Friday, February 21, 2020

Mallards air-braking (fiction)


Milo, Gimp and the others on the Wallace Road firing positions heard the convoy before they saw it.

Shading the binos to avoid alerting the hostiles with reflection from the lenses, Gimp studied the trucks coming their way.

“Looks like a tank in front” Gimp called out loudly enough for everybody to hear. “Then three flatbeds behind that.”

Studying a bit more, Gimp announced “It looks like there is about forty feet between each vehicle.

“Jimmy and Gabe, you take out the driver and the person riding shotgun in the tank.’ Gimp said.

Jimmy and Gabe had AR-10s, semi-automatic rifles that fired the NATO 7.62X51mm round. They both had full magazines of armor piercing rounds.

“After you take out the people in the cab, knock out the goons in the box” Gimp said.

Then he called out six more names, three on the north side of the span over westbound I-96 and three who were in line with the median.

“OK, one last time” Gimp said. “I start the party. When I start shooting, everybody else service their designated target. If you get a confirmed, hard kill, then start shooting the goons in the back of the dump-truck.” Gimp said.

He got six “Roger, wilcos” in reply.

“What do you want the rest of us to do?” Milo asked.

“Well, if you don’t mind, what do you think of jumping in those trucks after they stop rolling and driving them a half mile up the road.” Gimp said.

Milo cocked an eyebrow signifying a desire for more information.

“I want the next convoy coming up the road to see those trucks before they get to the bridge. Maybe they won’t be looking for ambush here.” Gimp said.

Gimp told the men to lower their heads.

Gimp got down, prone. People look for “heads” up high. They don’t look for heads below guardrails and mostly obscured by the post.

Gimp fired when the lead truck was about sixty yards out. He wanted a quick hard kill on all the trucks in the hope that they would not have the presence of mind to work the radio.

It was the proverbial shooting fish in a barrel. Even though the trucks were moving, they were moving straight toward the shooters. The shooters were above the targets and the shots hit slightly high, but not enough to make a material difference.

Gimp drilled the expanse of steel plate that covered the windshield of the “tank” focusing on where he imagined the driver to be. Then, as he saw Jimmy’s fire punching holes in the steel plate, he switched to the driver of the rearmost vehicle. If both of those vehicles were incapacitated, then the other two would be trapped.

The ambushers were lucky. The driver of the lead vehicle lived long enough to mash on the brakes. The truck immediately behind him plowed into the back of it and left the road. The third truck slew violently sideways, started to roll, righted and then stalled. The last truck ran into the median before puttering to a stop.

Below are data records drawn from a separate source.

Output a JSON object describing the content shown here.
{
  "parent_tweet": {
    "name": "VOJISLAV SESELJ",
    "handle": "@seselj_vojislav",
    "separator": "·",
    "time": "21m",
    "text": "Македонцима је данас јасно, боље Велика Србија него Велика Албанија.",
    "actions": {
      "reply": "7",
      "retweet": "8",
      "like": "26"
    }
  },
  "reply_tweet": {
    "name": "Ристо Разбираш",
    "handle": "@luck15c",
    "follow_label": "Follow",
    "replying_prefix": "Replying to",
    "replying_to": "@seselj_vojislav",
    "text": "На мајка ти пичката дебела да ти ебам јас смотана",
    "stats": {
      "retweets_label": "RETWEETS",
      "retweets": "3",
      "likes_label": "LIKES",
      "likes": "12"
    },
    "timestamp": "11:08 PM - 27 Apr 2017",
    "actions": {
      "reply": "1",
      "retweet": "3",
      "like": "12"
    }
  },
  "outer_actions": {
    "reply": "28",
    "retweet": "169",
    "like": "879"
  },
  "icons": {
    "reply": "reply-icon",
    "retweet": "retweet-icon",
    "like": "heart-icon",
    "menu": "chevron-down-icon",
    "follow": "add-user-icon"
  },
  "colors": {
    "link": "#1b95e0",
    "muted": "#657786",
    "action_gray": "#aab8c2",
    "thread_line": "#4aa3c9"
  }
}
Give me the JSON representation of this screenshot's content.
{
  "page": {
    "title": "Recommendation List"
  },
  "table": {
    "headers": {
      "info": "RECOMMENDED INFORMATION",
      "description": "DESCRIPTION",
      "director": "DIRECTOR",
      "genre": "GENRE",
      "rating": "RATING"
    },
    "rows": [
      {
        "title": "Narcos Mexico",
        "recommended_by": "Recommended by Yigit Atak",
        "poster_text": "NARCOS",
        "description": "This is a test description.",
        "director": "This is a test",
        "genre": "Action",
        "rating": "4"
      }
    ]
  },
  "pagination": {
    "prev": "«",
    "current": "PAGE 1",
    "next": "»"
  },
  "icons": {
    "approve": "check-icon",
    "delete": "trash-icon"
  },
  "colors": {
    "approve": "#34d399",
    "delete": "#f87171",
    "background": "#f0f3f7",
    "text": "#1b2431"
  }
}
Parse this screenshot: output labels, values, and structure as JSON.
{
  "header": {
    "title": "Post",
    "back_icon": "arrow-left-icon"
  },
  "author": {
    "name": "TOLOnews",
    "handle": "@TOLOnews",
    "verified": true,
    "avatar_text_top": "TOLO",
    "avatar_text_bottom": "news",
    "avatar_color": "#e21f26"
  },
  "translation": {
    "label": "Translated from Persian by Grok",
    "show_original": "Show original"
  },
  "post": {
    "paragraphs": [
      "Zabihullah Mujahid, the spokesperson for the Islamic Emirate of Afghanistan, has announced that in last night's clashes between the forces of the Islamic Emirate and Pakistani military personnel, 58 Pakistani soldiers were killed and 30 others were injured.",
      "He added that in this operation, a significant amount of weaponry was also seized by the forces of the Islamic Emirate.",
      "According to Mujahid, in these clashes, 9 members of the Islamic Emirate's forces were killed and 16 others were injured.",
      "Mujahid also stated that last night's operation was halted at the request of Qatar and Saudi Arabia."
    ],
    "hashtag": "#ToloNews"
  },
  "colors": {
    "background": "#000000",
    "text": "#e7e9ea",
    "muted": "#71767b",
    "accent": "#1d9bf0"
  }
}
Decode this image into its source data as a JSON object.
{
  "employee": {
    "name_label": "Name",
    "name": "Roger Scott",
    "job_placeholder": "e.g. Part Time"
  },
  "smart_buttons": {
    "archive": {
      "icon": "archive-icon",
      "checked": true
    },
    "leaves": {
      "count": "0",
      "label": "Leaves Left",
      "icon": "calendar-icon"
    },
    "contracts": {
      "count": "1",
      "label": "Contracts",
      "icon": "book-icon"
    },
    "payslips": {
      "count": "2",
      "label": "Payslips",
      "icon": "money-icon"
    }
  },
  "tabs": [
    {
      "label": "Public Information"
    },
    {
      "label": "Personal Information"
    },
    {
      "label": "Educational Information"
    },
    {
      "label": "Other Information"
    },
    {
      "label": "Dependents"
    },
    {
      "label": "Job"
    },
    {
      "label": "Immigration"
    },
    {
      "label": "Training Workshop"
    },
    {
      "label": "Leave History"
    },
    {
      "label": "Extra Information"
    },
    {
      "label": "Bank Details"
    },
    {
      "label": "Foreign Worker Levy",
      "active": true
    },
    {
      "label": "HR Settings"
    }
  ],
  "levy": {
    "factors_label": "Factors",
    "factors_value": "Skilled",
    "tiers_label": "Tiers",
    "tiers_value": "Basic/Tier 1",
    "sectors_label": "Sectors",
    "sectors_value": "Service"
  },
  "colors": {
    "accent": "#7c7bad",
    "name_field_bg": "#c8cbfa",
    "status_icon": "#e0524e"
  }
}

Milo and the rest of the crew dashed down the embankment to the level of the free way.

Milo had his handgun in his right hand as he ripped the driver’s door of the “tank” open.

The driver would have flopped out except for his seat-belt. Multiple, tumbling .30 caliber bullets make a mess of meat.

Milo disengaged the buckle of the seat belt and raked the driver out.

He saw the passenger yanked out the other door. Milo waved the helper back. It only took one person to drive.

Three more men quickly volunteered to drive the three flat-beds.

As they got the convoy moving west, Milo got a call on the radio.

“We heard shots. Is everything OK?” came the disembodied voice across the radio.

Thinking quickly, Milo lied “Hello no! Everything is not OK. We just ran into a bunch of broken glass and had a bunch of blow-outs. We are moving good tires to get two running vehicles and will leave the two non-runners at...” Milo looked at a passing mile marker “near mile marker 124.”

Looking in his rear-view mirror, Milo could see that he had gone far enough down the road. The next convoy would catch a glimpse of the vehicles before dropping down into the West Branch valley and then see them again when they were two hundred yards east of the Wallace Road overpass.

Then they would be mallards air-braking and dropping into a spread of decoys. Easy meat.

As an afterthought, Milo ripped the hot cable from the battery post. The last thing he wanted was for a transponder to tell Livingston County that all four vehicles were stationary. Better they should have no information and have suspicions than to have good information.

As Milo jogged past the trucks heading back toward the Wallace Road overpass, he noticed that the three flatbeds were carrying four water-cubes each.

He wondered how long it would be before then convoy was missed on the other end and a second convoy loaded and sent their way.